Nonlinear Analysis of Fibrillatory Electrogram Similarity to Optimize the Detection of Complex Fractionated Electrograms During Persistent Atrial Fibrillation

Abstract

Currently, the identification of complex fractionated atrial electrograms (CFEs) in the substrate modification is mostly based on cycle length-derived algorithms. The characteristics of the fibrillation electrogram morphology and their consistency over time are not clear. The aim of this study was to optimize the detection algorithm of crucial CFEs by using nonlinear measure electrogram similarity. One hundred persistent atrial fibrillation patients that underwent catheter ablation were included.

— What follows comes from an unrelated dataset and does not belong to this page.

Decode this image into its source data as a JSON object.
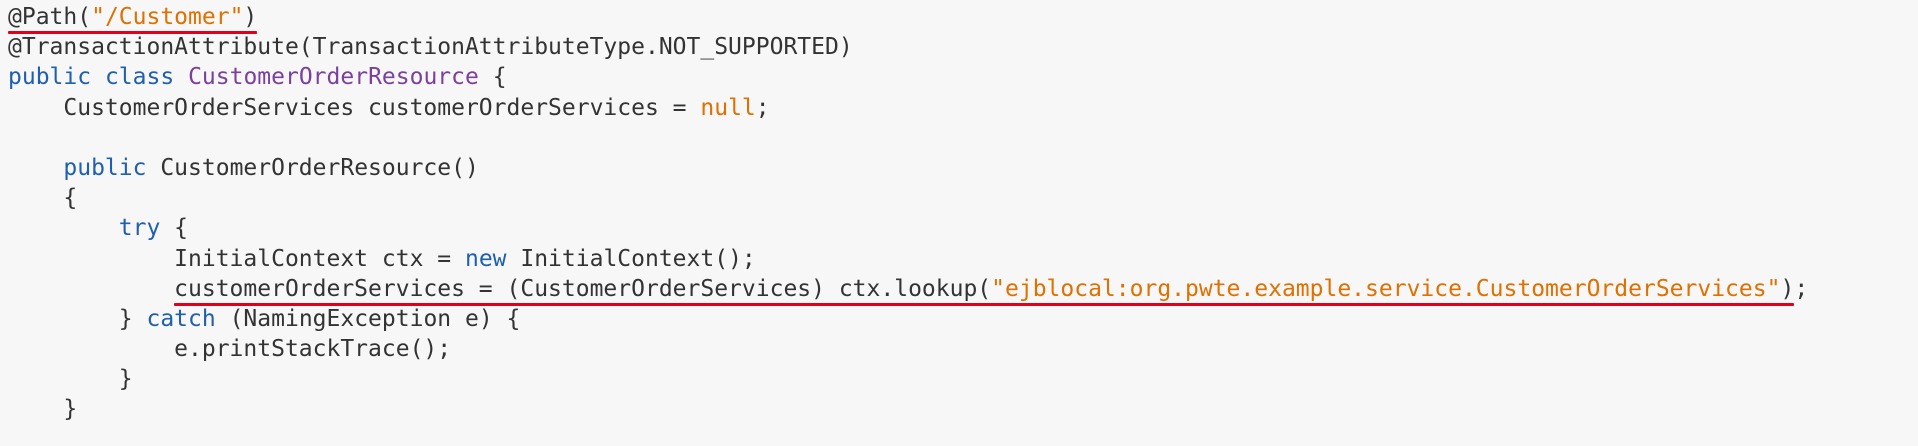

In patients who required CFE ablation (79%), the time-domain fibrillation signals (6 seconds) were acquired for a linear analysis (mean fractionation interval and dominant frequency [DF]) and nonlinear-based waveform similarity analysis of the local electrograms, termed the similarity index (SI). Continuous CFEs were targeted with an endpoint of termination. Predictors of the various signal characteristics on the termination and clinical outcome were investigated. Procedural termination was observed in 39% and long-term sinus rhythm maintenance in 67% of the patients. The targeted CFEs didn't differ based on the linear analysis modalities between the patients who responded and did not respond to CFE ablation. In contrast, the average SI of the targeted CFEs was higher in termination patients, and they had a better outcome. Multivariate regression analysis showed that a higher SI independently predicted sites of termination (≥ 0.57; OR = 4.9; 95% CI = 1.33-18.0; P = 0.017). In persistent AF patients, a cycle length-based linear analysis could not differentiate culprit CFEs from bystanders. This study suggested that sites with a high level of fibrillation electrogram similarity at the CFE sites were important for AF maintenance.